By 14, you were in Crime Mob with the hit single “Knuck If You Buck.”
I didn’t expect for it to take off like that. We went from burning CDs for our friends to colleges and radio stations. Radio stations found us. It was weird. In school, people were telling me they heard my song on the radio. Teachers pulled me out of class, asking for my autograph.
Is that when you knew rap was going to be your career?
Honestly, it just took off. I had just made the drill team and I had to make a decision: to do the Crime Mob video [or to cheer]. That was the first big decision for me. If you want to be successful you have to make a lot of sacrifices. From there, we had to do homeschooling. We were on tour for four years just off of one song.
You’re preparing for your solo debut album now. Does this go-around feel new or do you feel like a veteran?
Yeah. It’s weird. It’s a combination of both.
Given your history in the game, you’re one of the most recognizable names on the cast. Did you feel any pressure because of that?
I think the pressure is that I’m a very private person. There’s so much mystique about me. Sometimes you see me. Sometimes you don’t. Now, I’m more of a socialite. After that past situation happened with my ex-- him and his family getting on TV--now I feel like it’s something I gotta prove.
This season, what do you want viewers to see about Diamond?

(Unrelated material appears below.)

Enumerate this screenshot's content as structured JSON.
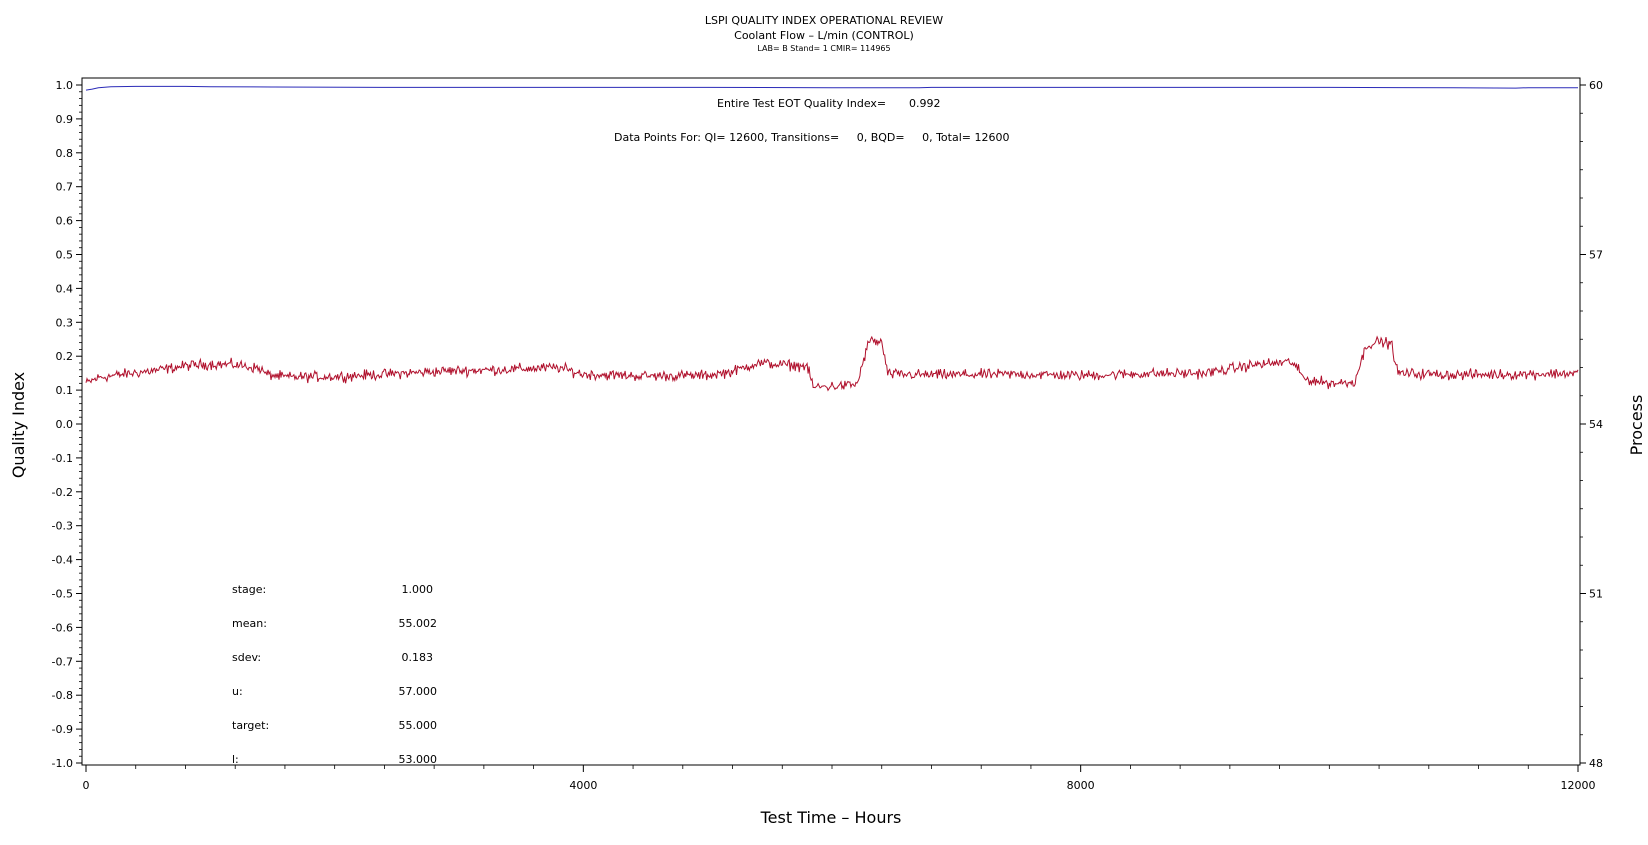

I want to show people who I really am now. I just want people to learn from my story, too. Some of the mistakes I made. It’s about experience and being able to share that with someone else.
Was there anything you wanted to keep off the show?
Yes. A lot of things, but it is what it is. I didn’t want to show me being mad on camera or me being upset. I’m either extremely calm or I’m not. I guess when you disrespect me. I don’t care what people think because people can think what they want. I’m rah-rah but when I let my guard down, I’m a genuinely nice person.
Because of your high-profile relationships with Scrappy and Soulja Boy, a lot of people have opinions on your personal life. Does that bother you?
Not really. The people that I’ve come across have instantly seen that I’m not like that. In a weird way, even though I’ve been painted in such a bad light, more guys have gravitated towards it. It’s creepy. Why would you even want to take it to that? Guys, do you really want a good girl or do you want a girl to mistreat you? Bad publicity is good publicity.
I heard that you were initially going to do Love & Hip Hop: Atlanta with your ex Scrappy but decided to pull out. Why?
There’s a lot of reasons. The producer, the direction she was trying to go, I wasn’t into what she was. There’s more to me than just my relationship. You wanted to me relive something that was old, from my past. I wasn’t gonna come across as I’m still stuck on my past. I’m not gonna give light to something that was dead. I’m not gonna let you alter me in a light [and] everything that I’ve worked for, can be gone. Just like that.
How did you feel about being on Sisterhood of Hip Hop?
It made me feel good that our labels had to sign off on it. They [the producers] wanted the show to go hand-in-hand with our careers. Yeah, you’ll have your drama and you’ll have your personal life but it’s a combination. With those other people, they wanted to target one area of my life. There’s so much more. I felt I was blessed with this opportunity, so why not take advantage?